Minister Charlie McConalogue also told the Dáil this week that “no decision has been taken by the government to proceed with such a scheme”.  

“I have repeatedly stated that no farmer will be forced to reduce livestock numbers as part of the climate action plan process,” the minister underlined.

He said a key recommendation from members of the Food Vision Dairy Group “was to explore and take forward a voluntary reduction scheme for the dairy herd“.

“At the moment, I am engaging and consulting further with the Food Vision Dairy Group as to what that might look like before I make any further decision on it,” the minister added.

Dairy reduction scheme

He also stressed that “everything will be voluntary”.

 “It is about providing options to farmers, voluntary options, and ones that will pay farmers. That will help us collectively to meet the challenge of reducing emissions over the coming decade.

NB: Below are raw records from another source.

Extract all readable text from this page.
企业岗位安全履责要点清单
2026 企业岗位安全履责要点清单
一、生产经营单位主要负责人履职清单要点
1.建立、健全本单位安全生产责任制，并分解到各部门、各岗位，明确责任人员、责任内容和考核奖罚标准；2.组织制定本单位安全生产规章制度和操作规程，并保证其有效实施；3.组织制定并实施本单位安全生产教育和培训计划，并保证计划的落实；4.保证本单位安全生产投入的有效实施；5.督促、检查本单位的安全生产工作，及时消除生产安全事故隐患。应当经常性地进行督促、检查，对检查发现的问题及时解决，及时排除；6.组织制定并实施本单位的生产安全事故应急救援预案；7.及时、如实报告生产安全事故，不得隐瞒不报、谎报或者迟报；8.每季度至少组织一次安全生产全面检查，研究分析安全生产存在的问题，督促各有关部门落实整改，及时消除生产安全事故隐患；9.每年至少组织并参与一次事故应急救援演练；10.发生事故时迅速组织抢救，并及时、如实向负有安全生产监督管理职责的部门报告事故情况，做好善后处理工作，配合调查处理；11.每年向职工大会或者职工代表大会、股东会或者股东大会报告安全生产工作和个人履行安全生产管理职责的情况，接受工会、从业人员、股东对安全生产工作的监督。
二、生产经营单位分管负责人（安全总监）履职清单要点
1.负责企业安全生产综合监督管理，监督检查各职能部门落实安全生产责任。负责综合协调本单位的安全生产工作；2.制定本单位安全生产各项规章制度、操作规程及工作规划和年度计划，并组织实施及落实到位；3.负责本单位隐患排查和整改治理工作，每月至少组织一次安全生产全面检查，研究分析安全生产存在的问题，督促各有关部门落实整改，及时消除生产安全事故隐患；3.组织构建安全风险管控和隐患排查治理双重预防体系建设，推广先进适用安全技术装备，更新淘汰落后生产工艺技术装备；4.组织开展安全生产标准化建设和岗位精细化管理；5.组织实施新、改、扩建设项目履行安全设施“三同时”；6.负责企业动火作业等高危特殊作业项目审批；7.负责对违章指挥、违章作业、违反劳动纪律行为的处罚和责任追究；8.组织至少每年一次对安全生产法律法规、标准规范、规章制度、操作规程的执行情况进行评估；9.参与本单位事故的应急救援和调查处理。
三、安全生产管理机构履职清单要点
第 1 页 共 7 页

“That is something I am confident we will do, and that is the approach we have taken so far and will continue to take,” Minister McConalogue added.

He told the Dáil that he has communicated to members of the Food Vision Dairy Group, including farm organisations “that they should come back to me further with what exactly they are talking about here, what it would look like, what exactly it is they are saying we should explore and what should it look like”.

“Once they come back with that, I will consider the matter further.

“Again, we will be doing it very much by working closely with farm representatives and all stakeholders, but particularly important in this is the farmer organisations,” Minister McConalogue added.

He also told the Dáil that in relation to the beef and suckler herd, voluntary reduction schemes will definitely not happen.

“Farming organisations said they were not in favour of it, and they were adamant on that. I want to work in partnership with farmers. I said fair enough. It is off the table,” Minister McConalogue added.